All DVDs of Scene It? use Optreve DVD Enhancement Technology, designed to reshuffle itself every time it is inserted into the DVD player. In some instances, the DVD player may reset the system, and in this case, the DVD will reshuffle itself before returning players to the game menu. If a question from a previous game is shown in the same session, players can hit the "Return" button on their remote in order to start a new question. In addition, some my play clips from previous games may be reused though may show a different question. Some DVD players do not support this technology, but players can choose from 20 to 25 (depends on version) pre-set games to play. As their title suggests, these game sets are not random, and stay constant, no matter how many times the DVD is reset.

== List of games ==

=== Main series releases ===
- Movie Edition
- Junior Edition
- Music Edition
- TV Edition
- ESPN Presents: Sports Edition
- 80s Edition
- Squabble
- Movie 2nd Edition
- Comedy Movies Edition
- Harry Potter 1st Edition
- Harry Potter 2nd Edition
- Harry Potter: The Complete Cinematic Journey
- Disney Edition
- Disney 2nd Edition
- Disney Magical Moments
- Gute Zeiten Schlechte Zeiten Edition
- Pirates of the Caribbean Edition
- Disney Channel Edition
- Warner Bros. Television 50th Anniversary Edition
- Turner Classic Movies Edition
- Nickelodeon Edition
- The Simpsons Edition
- Seinfeld Edition
- Star Trek Edition
- Doctor Who Edition
- Friends Edition
- Marvel Comics Edition
- Twilight Edition
- Twilight Saga Edition
- Glee Edition
- FIFA Edition
- James Bond Collectors Edition
- Movies Edition (2022)

=== Game Packs ===
Game Packs are expansions that can be added to any Scene It? Game or can be played by themselves.
- Deluxe Movie Edition
- Sequel Pack
- James Bond Edition
- HBO Edition
- Warner Bros. Television 50th Anniversary Edition
- Family Guy Edition
- The O.C. Edition
- Disney Movie Edition

=== "To Go!": Editions ===
To Go! Editions are versions of standard games that were meant to be played in cars using portable DVD players or a car's built-in DVD player. The board was smaller and used magnetic pieces to stick to the board.

- Movies Edition
- Junior Edition
- TV Edition
- Music Edition
- 80's Music Edition
- Marvel Comics Edition
- Disney Movie Edition

=== Canceled editions ===
In 2012, in celebration of Scene It?'s 10th anniversary, two games were announced. These games would be canceled as Paramount Pictures closed Screenlife later that year.

- Star Wars Edition
- Movie Night Edition

=== Video games ===

A video game version of Scene It?, entitled Scene It? Lights, Camera, Action was released for the Xbox 360 on November 6, 2007. It featured 20 new game modes/categories and special game show-style "Big Button Controllers". The first sequel, Scene It? Box Office Smash was released on October 28, 2008, featuring the new Xbox Avatars. A second sequel, Scene It? Bright Lights! Big Screen! was released on November 17, 2009, for Xbox 360, PlayStation 3, and Wii. Opting for a multi-platform approach, this title abandoned the avatars in favor of more generic characters. After Scene It? Twilight two sequels were released: on November 18, 2010, Scene It? Harry Potter HD for iOS and on November 30, 2011, Scene It? Movie Night for Xbox 360 and PlayStation 3.

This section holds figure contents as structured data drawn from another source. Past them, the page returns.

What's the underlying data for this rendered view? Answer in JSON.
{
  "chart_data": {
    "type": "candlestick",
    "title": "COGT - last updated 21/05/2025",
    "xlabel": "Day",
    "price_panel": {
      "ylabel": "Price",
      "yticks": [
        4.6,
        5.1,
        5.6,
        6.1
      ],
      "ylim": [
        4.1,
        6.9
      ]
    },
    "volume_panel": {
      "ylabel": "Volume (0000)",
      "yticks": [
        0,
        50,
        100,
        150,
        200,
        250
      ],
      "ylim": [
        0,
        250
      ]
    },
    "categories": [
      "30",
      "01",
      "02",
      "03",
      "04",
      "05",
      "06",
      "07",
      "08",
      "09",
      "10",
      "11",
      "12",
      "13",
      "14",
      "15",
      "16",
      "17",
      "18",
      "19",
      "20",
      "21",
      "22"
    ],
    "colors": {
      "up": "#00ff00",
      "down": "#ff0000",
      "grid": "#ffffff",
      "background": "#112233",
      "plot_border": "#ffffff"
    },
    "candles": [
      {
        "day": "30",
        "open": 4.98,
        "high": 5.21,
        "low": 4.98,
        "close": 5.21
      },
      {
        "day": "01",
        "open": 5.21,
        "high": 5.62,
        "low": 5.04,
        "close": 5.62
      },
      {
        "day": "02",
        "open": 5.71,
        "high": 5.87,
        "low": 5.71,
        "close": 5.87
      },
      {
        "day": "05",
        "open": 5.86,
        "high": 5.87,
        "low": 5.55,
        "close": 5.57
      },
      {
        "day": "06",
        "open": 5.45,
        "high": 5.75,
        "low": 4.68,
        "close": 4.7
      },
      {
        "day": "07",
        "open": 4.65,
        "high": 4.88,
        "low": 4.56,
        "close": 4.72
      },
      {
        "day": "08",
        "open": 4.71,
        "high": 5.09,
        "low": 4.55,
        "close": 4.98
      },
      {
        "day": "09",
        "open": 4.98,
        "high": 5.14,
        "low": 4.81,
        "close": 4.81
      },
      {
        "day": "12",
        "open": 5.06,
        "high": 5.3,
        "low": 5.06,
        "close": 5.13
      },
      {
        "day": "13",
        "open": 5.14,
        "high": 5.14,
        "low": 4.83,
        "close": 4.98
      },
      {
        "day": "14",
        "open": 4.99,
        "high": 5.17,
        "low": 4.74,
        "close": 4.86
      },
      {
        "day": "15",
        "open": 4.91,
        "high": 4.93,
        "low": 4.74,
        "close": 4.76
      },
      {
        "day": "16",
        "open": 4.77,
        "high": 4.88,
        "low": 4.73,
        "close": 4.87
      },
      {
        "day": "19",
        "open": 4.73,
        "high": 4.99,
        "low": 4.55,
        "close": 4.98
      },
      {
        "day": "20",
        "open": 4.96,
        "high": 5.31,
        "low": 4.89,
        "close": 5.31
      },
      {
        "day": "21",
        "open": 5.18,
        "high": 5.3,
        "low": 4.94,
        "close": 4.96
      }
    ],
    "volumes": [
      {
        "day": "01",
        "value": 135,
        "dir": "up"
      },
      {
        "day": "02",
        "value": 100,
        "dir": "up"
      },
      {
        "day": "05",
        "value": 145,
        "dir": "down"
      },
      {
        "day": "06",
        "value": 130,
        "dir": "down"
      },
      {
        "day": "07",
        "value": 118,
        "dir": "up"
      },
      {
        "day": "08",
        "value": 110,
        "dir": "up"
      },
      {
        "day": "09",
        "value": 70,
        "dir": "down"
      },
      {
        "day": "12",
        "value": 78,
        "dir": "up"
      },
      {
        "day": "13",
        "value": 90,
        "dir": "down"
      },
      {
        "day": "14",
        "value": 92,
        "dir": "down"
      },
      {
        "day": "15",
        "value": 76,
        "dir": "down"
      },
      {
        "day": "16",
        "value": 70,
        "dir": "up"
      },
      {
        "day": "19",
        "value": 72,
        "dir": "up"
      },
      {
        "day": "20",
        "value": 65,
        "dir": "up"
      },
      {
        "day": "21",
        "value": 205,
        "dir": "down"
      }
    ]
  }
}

Two unsuccessful, web-only versions of the game, Scene It? Online, and Scene It? Daily, were made available online, on Facebook, and on mobile platforms. Scene It? Online borrowed strongly from the DVD games' format, including video clips, sound clips, and puzzles. Scene It? Daily was predominantly text based, and represented a major departure from the multimedia-centric roots of the series.

A sampler disc was made for the Harry Potter Scene It? game which had the same content as the game disc in the full game, but it did not come with the board, the cards, or the dice. It also came with a bonus feature. which was a behind-the-scenes featurette of the making of Harry Potter and the Goblet of Fire.